The other Patriots he sends out on pass patterns? Not so much.
Of Brady's 44 completions this season, 20 have gone to Edelman and Gronkowski. Of his 78 passes, 32 were aimed at them.
"I've got to do a better job finding the other guys because it's a lot of good routes, they're big targets," Brady said Wednesday. "Guys are working really hard to get open. So, hopefully, it shows up this week in our pass game."
New England (1-1) plays its home opener Sunday against Oakland (0-2). The Raiders are tied for second in fewest yards allowed passing, with teams preferring to run against the NFL's worst rushing defense.
Of course, both teams have played only two games. But the Patriots already have seen a troubling pattern — like the percentage of passes thrown to Edelman and Gronkowski.
The discrepancy was most glaring in last Sunday's 30-7 win over the Minnesota Vikings. Edelman and Gronkowski caught 10 of the 13 passes aimed at them. The other wide receivers and tight ends caught just two of the five balls Brady threw toward them.
But rookie offensive tackle Cameron Fleming saw considerable action as an extra tight end, giving the Patriots one less potential receiver.
"We could certainly stand to get a lot more balance into our attack overall," Patriots coach Bill Belichick said. "We didn't have it in the run-pass ratio in Miami and we didn't really have enough of it in the passing game last week, or really for Miami for that matter."
In a 33-20 loss to the Dolphins, Edelman, Gronkowski and wide receiver Kenbrell Thompkins caught 15 of Brady's 21 completions to wide receivers and tight ends. They also were targeted on 29 of the 43 passes thrown to players at those positions.

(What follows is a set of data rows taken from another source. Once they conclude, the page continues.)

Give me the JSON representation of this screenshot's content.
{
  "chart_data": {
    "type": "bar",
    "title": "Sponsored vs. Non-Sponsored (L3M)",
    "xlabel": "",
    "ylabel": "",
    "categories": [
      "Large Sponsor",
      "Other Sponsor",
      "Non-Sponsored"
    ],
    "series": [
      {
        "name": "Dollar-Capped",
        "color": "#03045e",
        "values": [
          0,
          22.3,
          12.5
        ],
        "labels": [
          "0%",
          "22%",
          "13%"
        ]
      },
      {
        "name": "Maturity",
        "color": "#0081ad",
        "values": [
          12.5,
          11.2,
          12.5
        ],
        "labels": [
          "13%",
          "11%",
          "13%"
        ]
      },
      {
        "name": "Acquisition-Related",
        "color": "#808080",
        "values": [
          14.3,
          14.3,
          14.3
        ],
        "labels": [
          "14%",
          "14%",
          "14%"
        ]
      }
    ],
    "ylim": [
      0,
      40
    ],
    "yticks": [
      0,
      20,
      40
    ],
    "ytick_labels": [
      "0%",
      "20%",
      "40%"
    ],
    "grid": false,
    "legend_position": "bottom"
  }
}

But Thompkins was inactive against the Vikings despite being healthy. Another second-year pro, Aaron Dobson, took his spot and caught one of the two passes thrown toward him.

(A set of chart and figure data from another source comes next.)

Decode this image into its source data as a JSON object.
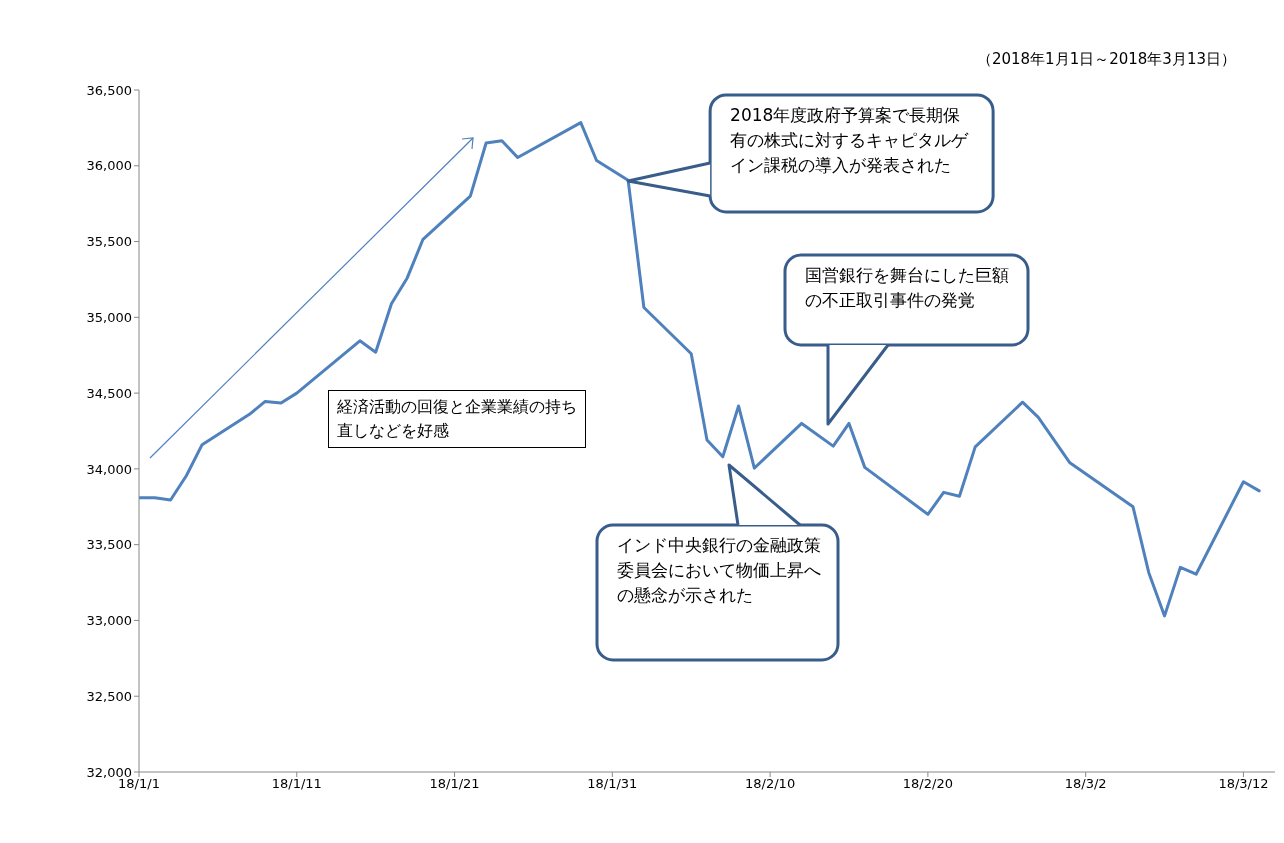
{
  "chart_data": {
    "type": "line",
    "subtitle": "（2018年1月1日～2018年3月13日）",
    "annotations": [
      "経済活動の回復と企業業績の持ち直しなどを好感",
      {
        "text": "2018年度政府予算案で長期保有の株式に対するキャピタルゲイン課税の導入が発表された",
        "x": "2018-02-01",
        "y": 35900
      },
      "国営銀行を舞台にした巨額の不正取引事件の発覚",
      "インド中央銀行の金融政策委員会において物価上昇への懸念が示された"
    ],
    "x": [
      "2018-01-01",
      "2018-01-02",
      "2018-01-03",
      "2018-01-04",
      "2018-01-05",
      "2018-01-08",
      "2018-01-09",
      "2018-01-10",
      "2018-01-11",
      "2018-01-15",
      "2018-01-16",
      "2018-01-17",
      "2018-01-18",
      "2018-01-19",
      "2018-01-22",
      "2018-01-23",
      "2018-01-24",
      "2018-01-25",
      "2018-01-29",
      "2018-01-30",
      "2018-02-01",
      "2018-02-02",
      "2018-02-05",
      "2018-02-06",
      "2018-02-07",
      "2018-02-08",
      "2018-02-09",
      "2018-02-12",
      "2018-02-14",
      "2018-02-15",
      "2018-02-16",
      "2018-02-20",
      "2018-02-21",
      "2018-02-22",
      "2018-02-23",
      "2018-02-26",
      "2018-02-27",
      "2018-03-01",
      "2018-03-05",
      "2018-03-06",
      "2018-03-07",
      "2018-03-08",
      "2018-03-09",
      "2018-03-12",
      "2018-03-13"
    ],
    "series": [
      {
        "color": "#4f81bd",
        "values": [
          33810,
          33810,
          33795,
          33955,
          34160,
          34360,
          34445,
          34435,
          34500,
          34845,
          34770,
          35090,
          35260,
          35515,
          35800,
          36150,
          36165,
          36055,
          36285,
          36035,
          35905,
          35065,
          34760,
          34190,
          34080,
          34415,
          34005,
          34300,
          34150,
          34300,
          34010,
          33700,
          33845,
          33820,
          34145,
          34440,
          34340,
          34040,
          33750,
          33315,
          33030,
          33350,
          33305,
          33915,
          33855
        ]
      }
    ],
    "xlim": [
      "2018-01-01",
      "2018-03-14"
    ],
    "xticks": [
      {
        "value": "2018-01-01",
        "label": "18/1/1"
      },
      {
        "value": "2018-01-11",
        "label": "18/1/11"
      },
      {
        "value": "2018-01-21",
        "label": "18/1/21"
      },
      {
        "value": "2018-01-31",
        "label": "18/1/31"
      },
      {
        "value": "2018-02-10",
        "label": "18/2/10"
      },
      {
        "value": "2018-02-20",
        "label": "18/2/20"
      },
      {
        "value": "2018-03-02",
        "label": "18/3/2"
      },
      {
        "value": "2018-03-12",
        "label": "18/3/12"
      }
    ],
    "ylim": [
      32000,
      36500
    ],
    "yticks": [
      {
        "value": 32000,
        "label": "32,000"
      },
      {
        "value": 32500,
        "label": "32,500"
      },
      {
        "value": 33000,
        "label": "33,000"
      },
      {
        "value": 33500,
        "label": "33,500"
      },
      {
        "value": 34000,
        "label": "34,000"
      },
      {
        "value": 34500,
        "label": "34,500"
      },
      {
        "value": 35000,
        "label": "35,000"
      },
      {
        "value": 35500,
        "label": "35,500"
      },
      {
        "value": 36000,
        "label": "36,000"
      },
      {
        "value": 36500,
        "label": "36,500"
      }
    ]
  }
}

Running back Shane Vereen has been effective out of the backfield with six catches in two games, but two veteran wide receivers have had disappointing starts.
Danny Amendola, signed before last season, has just three catches while being thrown to only six times. Brandon LaFell, in his first year with the Patriots, didn't catch any of the six passes thrown to him in the opener, LaFell wasn't thrown to at all in the second game despite playing 38 snaps.

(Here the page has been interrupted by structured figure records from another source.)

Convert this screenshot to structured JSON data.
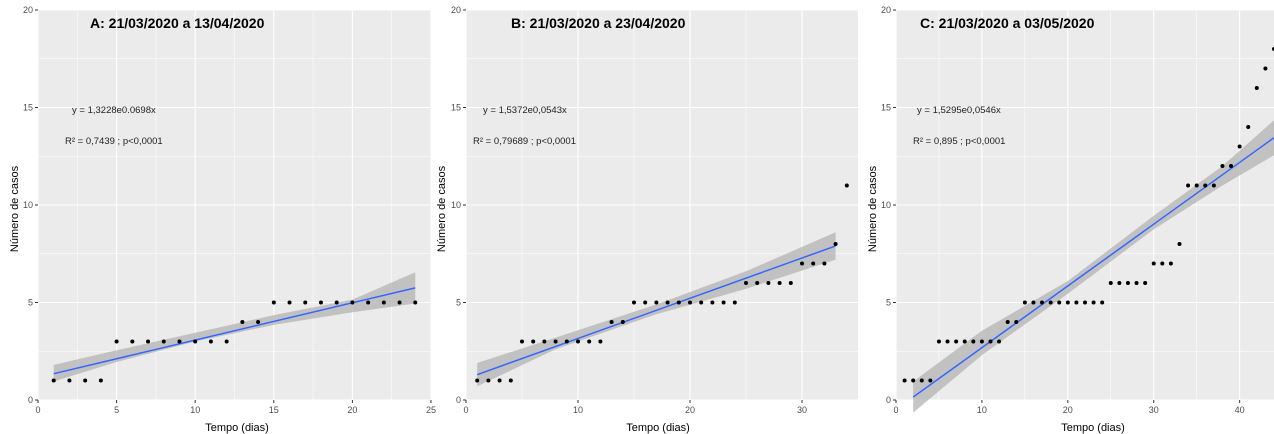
{
  "chart_data": [
    {
      "type": "scatter",
      "title": "A: 21/03/2020 a 13/04/2020",
      "xlabel": "Tempo (dias)",
      "ylabel": "Número de casos",
      "xlim": [
        0,
        25
      ],
      "ylim": [
        0,
        20
      ],
      "xticks": [
        0,
        5,
        10,
        15,
        20,
        25
      ],
      "yticks": [
        0,
        5,
        10,
        15,
        20
      ],
      "grid": true,
      "equation": "y = 1,3228e0.0698x",
      "r2": "R² = 0,7439 ; p<0,0001",
      "x": [
        1,
        2,
        3,
        4,
        5,
        6,
        7,
        8,
        9,
        10,
        11,
        12,
        13,
        14,
        15,
        16,
        17,
        18,
        19,
        20,
        21,
        22,
        23,
        24
      ],
      "y": [
        1,
        1,
        1,
        1,
        3,
        3,
        3,
        3,
        3,
        3,
        3,
        3,
        4,
        4,
        5,
        5,
        5,
        5,
        5,
        5,
        5,
        5,
        5,
        5
      ],
      "fit": {
        "x": [
          1,
          24
        ],
        "y": [
          1.35,
          5.75
        ]
      },
      "ci": {
        "x": [
          1,
          5,
          10,
          15,
          20,
          24
        ],
        "lower": [
          0.95,
          1.95,
          3.0,
          3.85,
          4.5,
          4.95
        ],
        "upper": [
          1.8,
          2.55,
          3.45,
          4.35,
          5.15,
          6.55
        ]
      },
      "colors": {
        "point": "#000000",
        "fit": "#3366ff",
        "ci": "#b3b3b3",
        "panel": "#ebebeb",
        "grid": "#ffffff"
      }
    },
    {
      "type": "scatter",
      "title": "B: 21/03/2020 a 23/04/2020",
      "xlabel": "Tempo (dias)",
      "ylabel": "Número de casos",
      "xlim": [
        0,
        35
      ],
      "ylim": [
        0,
        20
      ],
      "xticks": [
        0,
        10,
        20,
        30
      ],
      "yticks": [
        0,
        5,
        10,
        15,
        20
      ],
      "grid": true,
      "equation": "y = 1,5372e0,0543x",
      "r2": "R² = 0,79689 ; p<0,0001",
      "x": [
        1,
        2,
        3,
        4,
        5,
        6,
        7,
        8,
        9,
        10,
        11,
        12,
        13,
        14,
        15,
        16,
        17,
        18,
        19,
        20,
        21,
        22,
        23,
        24,
        25,
        26,
        27,
        28,
        29,
        30,
        31,
        32,
        33,
        34
      ],
      "y": [
        1,
        1,
        1,
        1,
        3,
        3,
        3,
        3,
        3,
        3,
        3,
        3,
        4,
        4,
        5,
        5,
        5,
        5,
        5,
        5,
        5,
        5,
        5,
        5,
        6,
        6,
        6,
        6,
        6,
        7,
        7,
        7,
        8,
        11
      ],
      "fit": {
        "x": [
          1,
          33
        ],
        "y": [
          1.3,
          7.9
        ]
      },
      "ci": {
        "x": [
          1,
          8,
          17,
          25,
          33
        ],
        "lower": [
          0.7,
          2.6,
          4.4,
          5.7,
          7.2
        ],
        "upper": [
          1.9,
          3.2,
          4.9,
          6.6,
          8.6
        ]
      },
      "colors": {
        "point": "#000000",
        "fit": "#3366ff",
        "ci": "#b3b3b3",
        "panel": "#ebebeb",
        "grid": "#ffffff"
      }
    },
    {
      "type": "scatter",
      "title": "C: 21/03/2020 a 03/05/2020",
      "xlabel": "Tempo (dias)",
      "ylabel": "Número de casos",
      "xlim": [
        0,
        44
      ],
      "ylim": [
        0,
        20
      ],
      "xticks": [
        0,
        10,
        20,
        30,
        40
      ],
      "yticks": [
        0,
        5,
        10,
        15,
        20
      ],
      "grid": true,
      "equation": "y = 1,5295e0,0546x",
      "r2": "R² = 0,895 ; p<0,0001",
      "x": [
        1,
        2,
        3,
        4,
        5,
        6,
        7,
        8,
        9,
        10,
        11,
        12,
        13,
        14,
        15,
        16,
        17,
        18,
        19,
        20,
        21,
        22,
        23,
        24,
        25,
        26,
        27,
        28,
        29,
        30,
        31,
        32,
        33,
        34,
        35,
        36,
        37,
        38,
        39,
        40,
        41,
        42,
        43,
        44
      ],
      "y": [
        1,
        1,
        1,
        1,
        3,
        3,
        3,
        3,
        3,
        3,
        3,
        3,
        4,
        4,
        5,
        5,
        5,
        5,
        5,
        5,
        5,
        5,
        5,
        5,
        6,
        6,
        6,
        6,
        6,
        7,
        7,
        7,
        8,
        11,
        11,
        11,
        11,
        12,
        12,
        13,
        14,
        16,
        17,
        18
      ],
      "fit": {
        "x": [
          2,
          44
        ],
        "y": [
          0.15,
          13.45
        ]
      },
      "ci": {
        "x": [
          2,
          10,
          20,
          30,
          38,
          44
        ],
        "lower": [
          -0.65,
          2.3,
          5.45,
          8.75,
          11.0,
          12.55
        ],
        "upper": [
          0.95,
          3.55,
          6.1,
          9.45,
          12.0,
          14.35
        ]
      },
      "colors": {
        "point": "#000000",
        "fit": "#3366ff",
        "ci": "#b3b3b3",
        "panel": "#ebebeb",
        "grid": "#ffffff"
      }
    }
  ]
}
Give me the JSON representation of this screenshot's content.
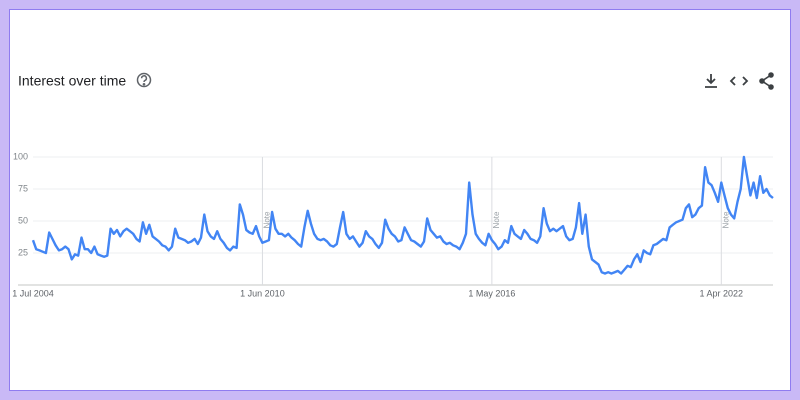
{
  "chart_data": {
    "type": "line",
    "title": "Interest over time",
    "note_label": "Note",
    "color": "#4285f4",
    "categories": [
      "1 Jul 2004",
      null,
      null,
      null,
      null,
      null,
      null,
      null,
      null,
      null,
      null,
      null,
      null,
      null,
      null,
      null,
      null,
      null,
      null,
      null,
      null,
      null,
      null,
      null,
      null,
      null,
      null,
      null,
      null,
      null,
      null,
      null,
      null,
      null,
      null,
      null,
      null,
      null,
      null,
      null,
      null,
      null,
      null,
      null,
      null,
      null,
      null,
      null,
      null,
      null,
      null,
      null,
      null,
      null,
      null,
      null,
      null,
      null,
      null,
      null,
      null,
      null,
      null,
      null,
      null,
      null,
      null,
      null,
      null,
      null,
      null,
      "1 Jun 2010",
      null,
      null,
      null,
      null,
      null,
      null,
      null,
      null,
      null,
      null,
      null,
      null,
      null,
      null,
      null,
      null,
      null,
      null,
      null,
      null,
      null,
      null,
      null,
      null,
      null,
      null,
      null,
      null,
      null,
      null,
      null,
      null,
      null,
      null,
      null,
      null,
      null,
      null,
      null,
      null,
      null,
      null,
      null,
      null,
      null,
      null,
      null,
      null,
      null,
      null,
      null,
      null,
      null,
      null,
      null,
      null,
      null,
      null,
      null,
      null,
      null,
      null,
      null,
      null,
      null,
      null,
      null,
      null,
      null,
      null,
      "1 May 2016",
      null,
      null,
      null,
      null,
      null,
      null,
      null,
      null,
      null,
      null,
      null,
      null,
      null,
      null,
      null,
      null,
      null,
      null,
      null,
      null,
      null,
      null,
      null,
      null,
      null,
      null,
      null,
      null,
      null,
      null,
      null,
      null,
      null,
      null,
      null,
      null,
      null,
      null,
      null,
      null,
      null,
      null,
      null,
      null,
      null,
      null,
      null,
      null,
      null,
      null,
      null,
      null,
      null,
      null,
      null,
      null,
      null,
      null,
      null,
      null,
      null,
      null,
      null,
      null,
      null,
      null,
      null,
      null,
      null,
      null,
      "1 Apr 2022",
      null,
      null,
      null,
      null,
      null,
      null,
      null,
      null,
      null,
      null,
      null,
      null,
      null,
      null,
      null,
      null
    ],
    "values": [
      35,
      28,
      27,
      26,
      25,
      41,
      36,
      31,
      27,
      28,
      30,
      28,
      20,
      24,
      23,
      37,
      28,
      28,
      25,
      30,
      24,
      23,
      22,
      23,
      44,
      40,
      43,
      38,
      42,
      44,
      42,
      40,
      36,
      34,
      49,
      40,
      47,
      38,
      36,
      34,
      31,
      30,
      27,
      30,
      44,
      37,
      36,
      35,
      33,
      34,
      36,
      32,
      37,
      55,
      42,
      38,
      36,
      42,
      36,
      33,
      29,
      27,
      30,
      29,
      63,
      55,
      43,
      41,
      40,
      46,
      38,
      33,
      34,
      35,
      57,
      44,
      40,
      40,
      38,
      40,
      37,
      35,
      32,
      30,
      45,
      58,
      48,
      40,
      36,
      35,
      36,
      34,
      31,
      30,
      32,
      45,
      57,
      40,
      36,
      38,
      34,
      30,
      33,
      42,
      38,
      36,
      32,
      29,
      33,
      51,
      44,
      40,
      38,
      34,
      35,
      45,
      40,
      35,
      34,
      32,
      30,
      34,
      52,
      43,
      40,
      37,
      38,
      34,
      32,
      33,
      31,
      30,
      28,
      33,
      40,
      80,
      55,
      40,
      36,
      33,
      31,
      40,
      35,
      32,
      28,
      30,
      35,
      33,
      46,
      40,
      38,
      36,
      43,
      40,
      36,
      35,
      33,
      38,
      60,
      48,
      42,
      44,
      42,
      44,
      46,
      38,
      35,
      36,
      45,
      64,
      40,
      55,
      30,
      20,
      18,
      16,
      10,
      9,
      10,
      9,
      10,
      11,
      9,
      12,
      15,
      14,
      20,
      24,
      18,
      27,
      25,
      24,
      31,
      32,
      34,
      36,
      35,
      45,
      47,
      49,
      50,
      51,
      60,
      63,
      53,
      55,
      60,
      62,
      92,
      80,
      78,
      72,
      65,
      80,
      70,
      60,
      55,
      52,
      65,
      75,
      100,
      85,
      70,
      80,
      68,
      85,
      72,
      75,
      70,
      68
    ],
    "ylim": [
      0,
      100
    ],
    "yticks": [
      25,
      50,
      75,
      100
    ],
    "grid": true
  }
}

"I have a lot of trust in Danny," Brady said. "It's my responsibility to get him the ball and there were a few catches that got turned back (by penalties), a few big plays that would extend drives.
"But I don't think our passing game has been really stellar to this point, so it's hard to sustain much over the course of the game and get those guys the ball when we're not doing as good a job as we're capable of."
Brady has forged an excellent connection with Gronkowski since the tight end's rookie season in 2010. Gronkowski had 226 receptions in 50 games over his first four seasons.
How did he gain the trust of his star quarterback?
"I've been here for a few years now, so you've just got to go out there every practice, work hard, work overtime, stay after practice, get the same chemistry down," Gronkowski said. "It's not just chemistry with Tom. It's chemistry with the other wide receivers, with the timing, chemistry with the offensive linemen."
When Brady distributes the ball more evenly, defenders can't focus as much on Edelman and Gronkowski. With 14 regular-season games remaining, there's plenty of time for that to happen.
"I have a lot of confidence in all our receivers and tight ends and backs in the passing game," offensive coordinator Josh McDaniels said. "I would anticipate that we'll go forward and the ball will get distributed to a lot of those guys that can do a lot of good things with it."